Notiz Bruckners bei den Gebetsaufzeichnungen: »23. Dez. Tagblatt neues. - do Deutsche Zeitung [/] do Extra Blatt.« (#).

Brief Bruckners an Puchstein:
    Morgen könne er doch nicht kommen; bittet um einen anderen Abend. Helm, so sei zu hören, mache Hans Richter Vorwürfe - Puchstein möge das bitte nicht tun (##).

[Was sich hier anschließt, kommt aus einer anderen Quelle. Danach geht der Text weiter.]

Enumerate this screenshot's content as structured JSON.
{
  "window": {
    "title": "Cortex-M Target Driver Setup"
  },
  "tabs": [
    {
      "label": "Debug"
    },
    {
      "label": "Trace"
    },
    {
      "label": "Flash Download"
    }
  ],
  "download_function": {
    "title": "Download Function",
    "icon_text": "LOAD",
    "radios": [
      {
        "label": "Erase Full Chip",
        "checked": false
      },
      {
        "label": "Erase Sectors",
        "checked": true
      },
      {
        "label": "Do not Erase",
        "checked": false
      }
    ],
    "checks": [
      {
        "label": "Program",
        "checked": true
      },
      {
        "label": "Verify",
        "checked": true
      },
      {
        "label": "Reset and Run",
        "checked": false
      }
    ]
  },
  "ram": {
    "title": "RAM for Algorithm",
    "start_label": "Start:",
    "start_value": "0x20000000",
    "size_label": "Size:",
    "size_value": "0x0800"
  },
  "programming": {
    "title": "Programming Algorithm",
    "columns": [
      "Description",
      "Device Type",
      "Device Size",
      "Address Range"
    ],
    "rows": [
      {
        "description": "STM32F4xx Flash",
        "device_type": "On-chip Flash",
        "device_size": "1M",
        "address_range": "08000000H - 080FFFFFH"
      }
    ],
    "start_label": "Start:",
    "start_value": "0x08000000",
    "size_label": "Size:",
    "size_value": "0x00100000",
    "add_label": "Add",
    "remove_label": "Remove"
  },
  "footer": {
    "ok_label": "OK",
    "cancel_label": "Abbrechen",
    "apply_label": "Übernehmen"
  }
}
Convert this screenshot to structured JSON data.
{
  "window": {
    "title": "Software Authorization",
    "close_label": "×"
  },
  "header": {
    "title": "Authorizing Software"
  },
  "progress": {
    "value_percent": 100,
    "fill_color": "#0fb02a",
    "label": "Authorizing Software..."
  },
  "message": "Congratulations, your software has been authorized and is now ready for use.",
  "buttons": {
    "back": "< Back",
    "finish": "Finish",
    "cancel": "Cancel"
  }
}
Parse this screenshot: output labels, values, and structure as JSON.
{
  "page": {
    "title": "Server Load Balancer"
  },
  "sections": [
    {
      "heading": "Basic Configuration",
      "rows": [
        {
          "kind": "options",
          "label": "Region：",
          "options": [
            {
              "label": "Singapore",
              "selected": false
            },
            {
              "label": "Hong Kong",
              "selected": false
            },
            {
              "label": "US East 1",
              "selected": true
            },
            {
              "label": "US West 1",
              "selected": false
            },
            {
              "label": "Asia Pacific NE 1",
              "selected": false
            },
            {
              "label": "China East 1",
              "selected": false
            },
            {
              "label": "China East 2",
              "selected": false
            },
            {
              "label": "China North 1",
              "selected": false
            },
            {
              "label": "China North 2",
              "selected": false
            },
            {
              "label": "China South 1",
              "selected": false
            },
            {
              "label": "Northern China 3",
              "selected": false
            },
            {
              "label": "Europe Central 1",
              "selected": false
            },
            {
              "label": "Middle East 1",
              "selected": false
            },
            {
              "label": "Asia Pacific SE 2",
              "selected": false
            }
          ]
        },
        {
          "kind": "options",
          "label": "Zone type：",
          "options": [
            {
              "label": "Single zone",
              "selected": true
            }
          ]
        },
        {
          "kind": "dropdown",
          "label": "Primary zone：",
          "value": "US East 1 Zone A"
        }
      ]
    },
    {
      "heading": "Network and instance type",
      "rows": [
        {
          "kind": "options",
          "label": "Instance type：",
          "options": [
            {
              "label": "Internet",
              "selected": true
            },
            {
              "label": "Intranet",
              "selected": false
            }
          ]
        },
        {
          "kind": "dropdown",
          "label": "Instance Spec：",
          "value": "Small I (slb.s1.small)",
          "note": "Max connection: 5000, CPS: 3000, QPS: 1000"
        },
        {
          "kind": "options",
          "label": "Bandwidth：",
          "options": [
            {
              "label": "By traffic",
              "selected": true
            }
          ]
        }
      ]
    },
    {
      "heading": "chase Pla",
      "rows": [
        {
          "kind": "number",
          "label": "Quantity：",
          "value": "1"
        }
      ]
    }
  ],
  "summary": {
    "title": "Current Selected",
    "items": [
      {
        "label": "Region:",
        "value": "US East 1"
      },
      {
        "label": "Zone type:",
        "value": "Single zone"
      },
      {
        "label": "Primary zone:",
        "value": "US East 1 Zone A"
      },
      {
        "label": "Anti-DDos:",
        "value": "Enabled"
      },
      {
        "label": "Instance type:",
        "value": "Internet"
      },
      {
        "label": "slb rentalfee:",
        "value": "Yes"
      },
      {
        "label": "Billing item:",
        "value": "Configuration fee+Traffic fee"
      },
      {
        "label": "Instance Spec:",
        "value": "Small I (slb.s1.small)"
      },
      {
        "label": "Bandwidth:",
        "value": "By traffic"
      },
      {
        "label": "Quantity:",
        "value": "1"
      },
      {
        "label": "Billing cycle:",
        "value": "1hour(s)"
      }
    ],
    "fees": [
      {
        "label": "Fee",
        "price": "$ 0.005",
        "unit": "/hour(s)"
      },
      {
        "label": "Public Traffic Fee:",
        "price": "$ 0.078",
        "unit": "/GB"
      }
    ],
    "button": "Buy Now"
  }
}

Brief Josef Schalks an Franz Schalk:
    Über den Erfolg der 3. Symphonie. Hugo Wolf habe Bruckner umarmt und geküßt, Schönaich sei von Brahms zu Bruckner geschwenkt. Der Wagner-Verein plane eine Wiederholung der Symphonie am 25.1.1891. Für die 4. Symphonie in Graz möge Franz sorgfältig proben. Ob er den Brief Paul Heyses schon kenne? Soll vor der Aufführung in der Grazer Tagespost veröffentlicht werden. Grüße von Bruckner (###).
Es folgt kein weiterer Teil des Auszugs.